Shifting from his own family's encounters with fate, for example, he notes that it is hard to imagine a world without Harry Potter, yet publishers rejected J.K. Rowling's manuscript nine times before someone finally said yes. There's a self-helpish lesson here: Whether we succeed in life is partly out of our hands -- think of the other worthy authors whose manuscripts languish in desk drawers -- but by persisting we offer lightning more chances to strike.
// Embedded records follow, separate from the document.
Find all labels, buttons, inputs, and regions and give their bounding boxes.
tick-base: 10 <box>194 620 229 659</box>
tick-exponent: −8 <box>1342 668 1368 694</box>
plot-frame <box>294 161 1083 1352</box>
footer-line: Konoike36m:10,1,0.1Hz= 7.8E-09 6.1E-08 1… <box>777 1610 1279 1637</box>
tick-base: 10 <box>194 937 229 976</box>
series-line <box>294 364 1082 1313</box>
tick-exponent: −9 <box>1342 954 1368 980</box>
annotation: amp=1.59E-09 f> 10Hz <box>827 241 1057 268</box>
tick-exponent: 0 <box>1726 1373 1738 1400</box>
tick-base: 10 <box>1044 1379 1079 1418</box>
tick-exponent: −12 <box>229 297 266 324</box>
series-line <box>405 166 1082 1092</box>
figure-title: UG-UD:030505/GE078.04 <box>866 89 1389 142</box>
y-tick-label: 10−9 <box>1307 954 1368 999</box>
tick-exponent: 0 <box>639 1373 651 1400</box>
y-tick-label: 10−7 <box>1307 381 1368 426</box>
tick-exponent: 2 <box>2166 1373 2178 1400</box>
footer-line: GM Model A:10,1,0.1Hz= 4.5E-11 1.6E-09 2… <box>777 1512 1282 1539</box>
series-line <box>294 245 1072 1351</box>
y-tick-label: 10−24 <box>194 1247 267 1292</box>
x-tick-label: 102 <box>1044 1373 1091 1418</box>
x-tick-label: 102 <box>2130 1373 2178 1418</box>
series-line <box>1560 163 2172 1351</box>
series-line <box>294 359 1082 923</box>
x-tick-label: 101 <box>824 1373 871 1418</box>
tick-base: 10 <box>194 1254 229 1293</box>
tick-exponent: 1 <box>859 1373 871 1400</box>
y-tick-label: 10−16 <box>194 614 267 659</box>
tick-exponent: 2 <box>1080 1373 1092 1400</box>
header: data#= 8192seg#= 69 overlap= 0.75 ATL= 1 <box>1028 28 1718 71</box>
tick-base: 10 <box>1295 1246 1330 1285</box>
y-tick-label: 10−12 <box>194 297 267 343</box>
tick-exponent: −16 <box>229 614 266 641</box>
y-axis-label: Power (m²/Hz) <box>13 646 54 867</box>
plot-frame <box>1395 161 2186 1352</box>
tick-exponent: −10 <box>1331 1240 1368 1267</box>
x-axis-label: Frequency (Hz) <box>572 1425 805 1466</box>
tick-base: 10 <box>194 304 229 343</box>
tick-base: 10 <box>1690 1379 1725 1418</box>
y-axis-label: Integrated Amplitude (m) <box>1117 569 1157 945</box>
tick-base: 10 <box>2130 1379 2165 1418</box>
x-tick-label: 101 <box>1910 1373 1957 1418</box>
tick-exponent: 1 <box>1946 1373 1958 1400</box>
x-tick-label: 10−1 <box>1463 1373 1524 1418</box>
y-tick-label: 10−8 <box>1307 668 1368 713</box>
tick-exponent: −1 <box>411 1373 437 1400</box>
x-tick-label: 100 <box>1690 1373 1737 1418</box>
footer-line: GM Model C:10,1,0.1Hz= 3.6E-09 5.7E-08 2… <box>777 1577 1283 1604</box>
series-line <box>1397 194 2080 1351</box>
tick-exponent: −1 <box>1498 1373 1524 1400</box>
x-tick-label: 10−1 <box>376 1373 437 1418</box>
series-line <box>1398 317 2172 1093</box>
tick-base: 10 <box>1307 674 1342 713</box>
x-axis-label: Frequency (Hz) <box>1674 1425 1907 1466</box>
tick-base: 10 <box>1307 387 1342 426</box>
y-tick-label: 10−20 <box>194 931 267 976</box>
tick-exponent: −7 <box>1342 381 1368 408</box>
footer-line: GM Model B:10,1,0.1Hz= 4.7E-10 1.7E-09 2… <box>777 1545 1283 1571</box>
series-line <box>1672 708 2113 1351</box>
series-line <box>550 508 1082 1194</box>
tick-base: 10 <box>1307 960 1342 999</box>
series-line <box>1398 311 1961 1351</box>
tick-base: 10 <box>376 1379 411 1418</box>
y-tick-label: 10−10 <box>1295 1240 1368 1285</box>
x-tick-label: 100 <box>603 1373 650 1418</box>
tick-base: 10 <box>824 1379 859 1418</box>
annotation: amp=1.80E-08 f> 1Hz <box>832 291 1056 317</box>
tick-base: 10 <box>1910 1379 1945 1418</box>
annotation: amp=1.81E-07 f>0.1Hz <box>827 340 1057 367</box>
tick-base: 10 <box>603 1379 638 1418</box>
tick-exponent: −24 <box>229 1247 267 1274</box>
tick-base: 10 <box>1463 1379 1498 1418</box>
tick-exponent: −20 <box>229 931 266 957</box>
Sandwiched in this book between a morally freighted opening and conclusion is a primer on the science of probability. "Probability is the very guide of life," Cicero wrote. If so, most of us are mapless. We put our money in the hands of moneymen with the best records over the past (say) five years, ignoring research that demonstrates that these big-swinging stockpickers are as likely as their peers to wind up at the bottom of the pile over the next five-year period.